Spot the defect (2/2): Custom Pipeline Component Sample "FixMsg" can fail without any apparent reason

Part 1 Part 2

In part 1 , I pointed out that the FixMsg sample has some issues. I am sure you all understood what is wrong.

What is wrong?

When Read() is called the first time with count = 10, the code did not yet run. We determine that we need to read 10 bytes (byteRead = 10) and we copy the data to the output buffer:

  {

     bytesRead = count > prependData.Length ? prependData.Length : count;

     Array.Copy(prependData, prependDataOffset, buffer, offset, bytesRead);

     if (bytesRead==prependData.Length)

       prependData = null; // prependData consumed

                       

     prependDataOffset += bytesRead;

     offset += bytesRead;

The following line then sets count to 0:


count -= bytesRead;

     ret += bytesRead;

  }

We attempt to read 0 byte from the original stream, which triggers an exception:

  bytesRead = stm.Read(buffer, offset, count); <-- Attempts to read 0 byte

So the current implementation assumes that the first read will fully consume the prependData buffer and there will be room in the output buffer for at least one byte coming from the original message.

How can we fix it?

The fix involves figuring out how much is left to read in prependData and making sure that always fill out the buffer and not much. We cannot assume any buffer size so we have to honor the request no matter what.

The following code snippet implements one possible way to fix this. It does not consider the appendData part. Only the prependData is dealt with. It is left as an exercise to the reader to implement the append part.

override public int Read(byte[] buffer, int offset, int count)

{

   int ret = 0;

   int bytesRead = 0;

   // Do we have data to prepend?

   if (prependData != null)

   {

      // Compute how much prepend data is left

      int availablePrependData = prependData.Length - prependDataOffset;

      bytesRead = count > availablePrependData ? availablePrependData : count;

      Array.Copy(prependData, prependDataOffset, buffer, offset, bytesRead);

      prependDataOffset += bytesRead;

      offset += bytesRead;

      count -= bytesRead;

      ret += bytesRead;

      // Did we consume all prepend data?

      if (prependDataOffset >= prependData.Length)

              prependData = null;

   }

   // Did we fill the buffer with prepend data?

   if (count > 0)

   {

      bytesRead = stm.Read(buffer, offset, count);

      ret += bytesRead;

   }

   return ret;

}

Note that size calculations are performed with signed integers so integer arithmetic overflow is possible.
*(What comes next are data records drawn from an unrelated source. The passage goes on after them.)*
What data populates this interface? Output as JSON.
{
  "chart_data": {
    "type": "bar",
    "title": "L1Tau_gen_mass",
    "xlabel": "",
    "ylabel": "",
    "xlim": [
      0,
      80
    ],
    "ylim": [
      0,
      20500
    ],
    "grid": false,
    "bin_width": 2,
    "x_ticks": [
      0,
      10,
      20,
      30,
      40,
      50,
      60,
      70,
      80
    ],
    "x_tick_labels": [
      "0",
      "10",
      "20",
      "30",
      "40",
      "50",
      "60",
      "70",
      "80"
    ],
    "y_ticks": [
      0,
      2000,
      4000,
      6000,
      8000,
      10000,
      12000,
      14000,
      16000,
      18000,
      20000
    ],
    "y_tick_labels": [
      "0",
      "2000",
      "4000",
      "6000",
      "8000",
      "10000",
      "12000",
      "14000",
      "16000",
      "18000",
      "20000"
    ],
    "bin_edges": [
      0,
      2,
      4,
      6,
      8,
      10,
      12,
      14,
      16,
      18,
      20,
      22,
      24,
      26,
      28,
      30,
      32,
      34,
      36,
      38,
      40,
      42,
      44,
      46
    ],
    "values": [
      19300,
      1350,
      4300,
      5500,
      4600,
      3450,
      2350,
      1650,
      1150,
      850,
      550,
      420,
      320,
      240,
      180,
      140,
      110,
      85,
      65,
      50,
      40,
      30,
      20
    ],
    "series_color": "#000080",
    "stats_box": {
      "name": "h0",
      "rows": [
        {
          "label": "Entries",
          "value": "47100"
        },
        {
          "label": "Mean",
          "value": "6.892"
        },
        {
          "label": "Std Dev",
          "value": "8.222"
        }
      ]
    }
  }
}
Fixing this is left as an exercise to the reader.

Why is the sample so complex?

In my previous post , Patrick asks why the "FixMsg" sample is so complicated and also suggests the following pseudo-code:

stream a···= BodyPart.GetOriginalDataStream
stream b···= converttostream(prependdata)
stream c···= converttostream(appenddata)
stream new·= nothing

write new b
write new a
write new c

OutBodyPart.Data = new

This code creates a new stream, populates it with prependData then copies the original message and the adds appendData. The new stream is then returned to BizTalk for further processing.

From a logical point of view, this code does the job. It modifies the stream the way we expect it to be. However, in production, this code should be avoided. Let's analyze the performance of this code.

Every time a new message comes in, Patrick's code creates a new stream and fully populates it. This means that the code forces the messaging engine to fully read the incoming message and copy it into some in-memory stream. If the message is large, we just allocated a large amount of memory which we do not really need (at least for this example).

Also, depending at which stage your custom component is running, you might not need to read the whole document. Maybe your component is in a pipeline right before a disassembler that only needs the first 2Kb of data and discards everything else. In that case, you allocated resources that you will never use. Moreover, you payed for the full initialization of a data structure that you did not need: reading the full stream may be expensive.

There is at least another thing you should consider. The messaging engine exposes messages as streams because in theory, streams do not need to be fully populated when you read from them. Let's assume I have a 40Mb message. The messaging engine can just offer a stream object that knows the current position in the data and the location to read from. This consumes a very very small amount of memory and delays expensive operations (reading the actual data) as lon as possible. If your component reads chunks of 4Kb, only 4Kb are actually being allocated (by your component) and if you tune the buffer carefully, you can achieve impressive throughput.

This is why the sample does not create a temporary stream. It attempts to demonstrate a best practice: you should avoid building a fully populated stream as much as possible for performance reasons. The sample maintains three "data sources" and reads from them, switching from one to the other when hitting End Of File. This way, the allocated memory is very small, we do not force the messaging engine to reads the message and we move only the requested amount of data.

Of course, for a proof of concept or quick prototyping, you can implement a component by creating a temporary stream and fully populate it. However, if you are attempting to prove that you can handle load, I suggest switching from streams as the sample does instead.